All of them were probably dead by now, which was something that I’d been trying hard to avoid thinking about. Now it was starting to creep back in, because thinking about their likely deaths was better than thinking about what I’d just seen outside.
I got out a box of wooden matches and lit the kerosene heater. Its soft glow filled the room. I cracked the window just a hair—enough to let out the fumes, but not to let in the rain. Then I put the tin kettle on top of the heater and set the water to boiling, so I could have my instant coffee, which also was running low. My hands were trembling, partly from the arthritis and partly from the craving for some Skoal, but mostly from fear.
Although I didn’t want to, I thought about what I’d just witnessed.
Rose had died of pneumonia three winters ago, quietly fading away in her hospital room in Beckley while I was down in the commissary getting a cup of coffee.
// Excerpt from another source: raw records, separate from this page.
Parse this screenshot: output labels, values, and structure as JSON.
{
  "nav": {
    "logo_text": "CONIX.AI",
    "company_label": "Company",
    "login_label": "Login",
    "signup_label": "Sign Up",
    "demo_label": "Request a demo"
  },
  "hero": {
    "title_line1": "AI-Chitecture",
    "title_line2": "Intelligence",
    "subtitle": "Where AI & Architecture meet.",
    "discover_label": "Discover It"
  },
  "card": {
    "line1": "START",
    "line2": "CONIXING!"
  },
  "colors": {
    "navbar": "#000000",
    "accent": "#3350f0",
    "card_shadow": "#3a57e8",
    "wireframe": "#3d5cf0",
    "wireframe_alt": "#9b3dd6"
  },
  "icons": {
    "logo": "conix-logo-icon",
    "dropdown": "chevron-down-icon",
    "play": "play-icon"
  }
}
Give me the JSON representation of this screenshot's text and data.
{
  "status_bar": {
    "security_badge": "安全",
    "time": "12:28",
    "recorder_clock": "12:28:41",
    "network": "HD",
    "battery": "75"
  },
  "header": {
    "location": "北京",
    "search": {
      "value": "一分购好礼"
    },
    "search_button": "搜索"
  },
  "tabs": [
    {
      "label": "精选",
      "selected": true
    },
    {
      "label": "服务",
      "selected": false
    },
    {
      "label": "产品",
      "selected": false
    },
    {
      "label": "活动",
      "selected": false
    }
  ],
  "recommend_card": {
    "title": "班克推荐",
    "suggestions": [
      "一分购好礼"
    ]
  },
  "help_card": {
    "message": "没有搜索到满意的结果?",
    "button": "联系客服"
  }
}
Although I’d loved her with all my heart, for some time after she died, I was angry with her. Angered that she hadn’t said good-bye. That she went before me, leaving me here to fend for myself without her by my side. Rose had always done the cooking and cleaning and laundry, not because I’m some kind of male chauvinist, but because she’d truly enjoyed it. I was clueless—helpless—after her death. I didn’t clean the house for over a month. Tried to fry up some bacon and set off every smoke alarm in the house. The first time I tried to do laundry, I poured in half a bottle of detergent and flooded the basement with bubbles. Then I leaned against the dryer and cried for a good twenty minutes while the bubbles disintegrated all around me.
After that, Tracy and Scott pleaded with me to move up to Pennsylvania and live with them. Their own kids had moved out by then, leaving enough room for an old man like me. Darla was going to Penn State, studying pharmaceuticals. Timothy had moved to Rochester, New York, and was working with computers. And Boyd—well, he had joined the Air Force, just like his grandpa.
Just like me. Boy, that made me proud. He wanted to fly.
The teakettle whistled, startling me. I poured hot water into my mug and spooned in some coffee crystals. I couldn’t stop my hands from shaking.
Instinctively, I knew my family was dead. I can’t explain it to you, other than to say that if you’ve ever felt that too, then you know exactly what I’m talking about. I just knew they were gone—a horrible, gutwrenching feeling. With Boyd, it was more than just intuition, though. Early on, before the storms hit America, I saw the coverage of the tidal waves that took out Japan. He was based there.
Now he was stationed at the bottom of the newly enlarged Pacific Ocean, and there’d be no more Japanese radios or cars or televisions or cartoon programs for a long while.
With the other members of my family, it was just a sense of
It’s a terrible thing to outlive your spouse. But it’s even more horrible to outlive your children and your grandchildren. A parent should never live longer than their child. The pain is indescribable. As I said earlier, I tried not to think about it. And yet, on the morning of Day Forty-one, I kept it fresh in my mind, picking off the scabs and letting the wounds bleed. I had to.
It was the only way I could stop thinking about what happened to the robin…
And the other thing. The thing that ate the bird. It had looked like a worm, except that no worm could ever grow that big. That was impossible.
Of course, so was the weather we were having. And I was too old not to suspend disbelief, especially when I’d seen it with my own eyes.
Could I trust those eyes? I wondered about that. What if the worm wasn’t real, that I’d hallucinated it? Maybe my mind was slipping. That scared me. For someone my age, dementia is much more terrifying than giant worms.